My buddy has a trailer with that set up. It works great. 


Sent from my SM-G930P using Mountain Buzz mobile app


----------



## Lebowski (Aug 19, 2015)

Man, that really tied the trailer together.

Sent from my SM-G900V using Mountain Buzz mobile app


----------



## Anchor (May 23, 2016)

He thinks the carpet pissers did this?

The PVC wrapped galvanized sounds solid. If you install this set up, would appreciate a follow up post on performance. I am considering a "custom" PVC set up myself.

Sorry about your rollers.


----------



## captishmael (Feb 8, 2008)

That's what I did several years ago, works well, it's easy to load the boat by myself. I used 3/4" black iron pipe with 1 1/2" PVC pipe over it as rollers. I'm thinking I will take it apart and use the biggest diameter PVC pipe that will fit. Maybe 3 or 4" PVC? It's just the difference of rolling over a sharper bend or a bigger, less sharp angle between the boat and the roller.


----------



## BEAVER BELIEVER (Mar 4, 2016)

Maybe weld the brackets to a cross beam on the back of your trailer? I have utillty trailer that i have 24" bunks on that rest on 2x2 square tubing. On the back of my trailer across my last 2x2 i welded my brackets straight to the cross beam. I have my rollers in there tight enough that you arent gonna b able to get them out unless u grind the weld off. I have two 36" rollers across the back of my trailer there kick ass. went with two smaller rollers because i thought the distance across the back with one roller would warp pulling a 14' RMR with a fishing frame up on to my trailer. Works pretty good for me. I can send you some pics if you wanna see how i did it boss. Sucks some asshole stole your rollers. Sorry to hear that


----------



## Randaddy (Jun 8, 2007)

Born and raised in Wyoming. Most of my life in Wyoming. Every time I've been stolen from it's been in Colorado. Was your trip in Wyoming?


----------



## mattman (Jan 30, 2015)

That sucks man . I use wheel barrow berrings, gate hardware, and a length of galvanized pipe for mine.
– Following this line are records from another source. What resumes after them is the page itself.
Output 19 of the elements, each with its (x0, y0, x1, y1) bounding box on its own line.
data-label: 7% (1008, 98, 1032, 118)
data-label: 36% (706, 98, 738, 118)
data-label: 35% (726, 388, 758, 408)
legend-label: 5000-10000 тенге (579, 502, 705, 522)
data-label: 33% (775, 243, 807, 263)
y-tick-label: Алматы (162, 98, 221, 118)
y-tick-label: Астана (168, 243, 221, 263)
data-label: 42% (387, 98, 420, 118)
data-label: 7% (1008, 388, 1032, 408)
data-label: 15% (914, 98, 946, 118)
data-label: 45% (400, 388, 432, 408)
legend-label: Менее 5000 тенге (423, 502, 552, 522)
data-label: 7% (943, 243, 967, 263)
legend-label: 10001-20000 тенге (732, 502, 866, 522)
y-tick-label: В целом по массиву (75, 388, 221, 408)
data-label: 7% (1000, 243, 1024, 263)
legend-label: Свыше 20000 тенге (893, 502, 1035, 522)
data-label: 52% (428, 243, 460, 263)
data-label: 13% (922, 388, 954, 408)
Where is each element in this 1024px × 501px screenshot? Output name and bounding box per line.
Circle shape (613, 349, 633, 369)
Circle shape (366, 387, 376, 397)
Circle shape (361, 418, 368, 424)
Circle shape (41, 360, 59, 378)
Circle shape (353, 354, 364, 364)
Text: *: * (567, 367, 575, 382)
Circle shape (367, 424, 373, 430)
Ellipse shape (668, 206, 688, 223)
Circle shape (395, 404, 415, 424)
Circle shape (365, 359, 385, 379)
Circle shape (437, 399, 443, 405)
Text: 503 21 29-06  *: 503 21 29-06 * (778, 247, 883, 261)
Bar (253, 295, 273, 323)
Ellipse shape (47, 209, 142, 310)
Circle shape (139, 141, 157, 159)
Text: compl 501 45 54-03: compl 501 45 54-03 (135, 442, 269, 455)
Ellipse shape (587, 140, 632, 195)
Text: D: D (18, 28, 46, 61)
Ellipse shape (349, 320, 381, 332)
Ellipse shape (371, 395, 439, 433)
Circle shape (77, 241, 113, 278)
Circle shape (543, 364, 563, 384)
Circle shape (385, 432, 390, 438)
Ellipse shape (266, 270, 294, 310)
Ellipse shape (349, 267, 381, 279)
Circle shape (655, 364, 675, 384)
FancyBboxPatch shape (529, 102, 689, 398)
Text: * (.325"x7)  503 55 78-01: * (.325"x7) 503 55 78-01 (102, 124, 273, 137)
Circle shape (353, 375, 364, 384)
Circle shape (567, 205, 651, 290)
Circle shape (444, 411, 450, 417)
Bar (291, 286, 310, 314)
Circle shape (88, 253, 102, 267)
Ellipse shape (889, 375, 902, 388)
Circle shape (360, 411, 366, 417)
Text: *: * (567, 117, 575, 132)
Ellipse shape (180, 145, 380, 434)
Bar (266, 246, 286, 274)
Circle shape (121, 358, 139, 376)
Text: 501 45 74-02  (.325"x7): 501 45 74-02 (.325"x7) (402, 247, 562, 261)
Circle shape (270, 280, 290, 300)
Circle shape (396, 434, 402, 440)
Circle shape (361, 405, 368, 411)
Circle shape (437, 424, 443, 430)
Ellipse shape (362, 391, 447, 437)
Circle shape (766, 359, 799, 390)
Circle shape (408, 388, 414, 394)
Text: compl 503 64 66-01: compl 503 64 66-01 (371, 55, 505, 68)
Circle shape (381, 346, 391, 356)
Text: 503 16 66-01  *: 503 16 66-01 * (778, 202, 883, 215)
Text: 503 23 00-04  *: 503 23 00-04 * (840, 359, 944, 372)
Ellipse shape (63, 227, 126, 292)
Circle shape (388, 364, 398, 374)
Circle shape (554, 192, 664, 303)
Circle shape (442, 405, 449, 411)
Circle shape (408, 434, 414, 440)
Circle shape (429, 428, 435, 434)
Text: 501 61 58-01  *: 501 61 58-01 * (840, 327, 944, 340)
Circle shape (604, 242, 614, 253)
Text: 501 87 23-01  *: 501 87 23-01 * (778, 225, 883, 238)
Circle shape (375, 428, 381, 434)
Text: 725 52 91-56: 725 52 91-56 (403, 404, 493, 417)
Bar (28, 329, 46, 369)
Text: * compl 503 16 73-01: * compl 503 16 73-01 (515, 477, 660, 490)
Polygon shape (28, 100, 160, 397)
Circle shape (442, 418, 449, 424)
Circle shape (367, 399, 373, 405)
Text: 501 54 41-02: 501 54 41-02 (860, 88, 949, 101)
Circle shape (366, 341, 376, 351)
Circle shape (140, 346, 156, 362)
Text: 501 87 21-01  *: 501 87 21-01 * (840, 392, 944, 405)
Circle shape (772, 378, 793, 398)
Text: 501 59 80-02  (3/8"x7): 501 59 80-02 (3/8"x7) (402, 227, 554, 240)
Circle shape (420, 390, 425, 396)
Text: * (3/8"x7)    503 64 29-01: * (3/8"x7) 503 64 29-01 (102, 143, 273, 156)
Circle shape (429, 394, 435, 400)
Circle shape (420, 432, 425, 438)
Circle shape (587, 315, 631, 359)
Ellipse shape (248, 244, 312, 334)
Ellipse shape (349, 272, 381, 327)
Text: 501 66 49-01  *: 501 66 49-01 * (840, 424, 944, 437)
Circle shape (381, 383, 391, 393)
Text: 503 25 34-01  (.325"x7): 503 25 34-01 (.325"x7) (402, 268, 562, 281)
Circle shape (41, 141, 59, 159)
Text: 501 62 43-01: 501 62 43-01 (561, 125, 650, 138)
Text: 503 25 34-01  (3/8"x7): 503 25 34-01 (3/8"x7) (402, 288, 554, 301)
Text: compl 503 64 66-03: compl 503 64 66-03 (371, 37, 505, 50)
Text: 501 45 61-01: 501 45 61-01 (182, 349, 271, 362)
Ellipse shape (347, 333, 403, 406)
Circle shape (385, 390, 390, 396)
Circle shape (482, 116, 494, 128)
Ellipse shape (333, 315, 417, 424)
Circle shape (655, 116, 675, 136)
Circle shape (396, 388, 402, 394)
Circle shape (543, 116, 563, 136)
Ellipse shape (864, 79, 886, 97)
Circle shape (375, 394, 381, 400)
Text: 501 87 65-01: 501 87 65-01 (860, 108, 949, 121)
A website called stupid guide tricks.com is where I got the plans, works great!


----------



## the_dude (May 31, 2006)

Anchor said:


> He thinks the carpet pissers did this?
> 
> The PVC wrapped galvanized sounds solid. If you install this set up, would appreciate a follow up post on performance. I am considering a "custom" PVC set up myself.
> 
> Sorry about your rollers.


shut the fuck up donnie.

yeah i think i'm going with this setup. i'll be sure to come back with an update.


----------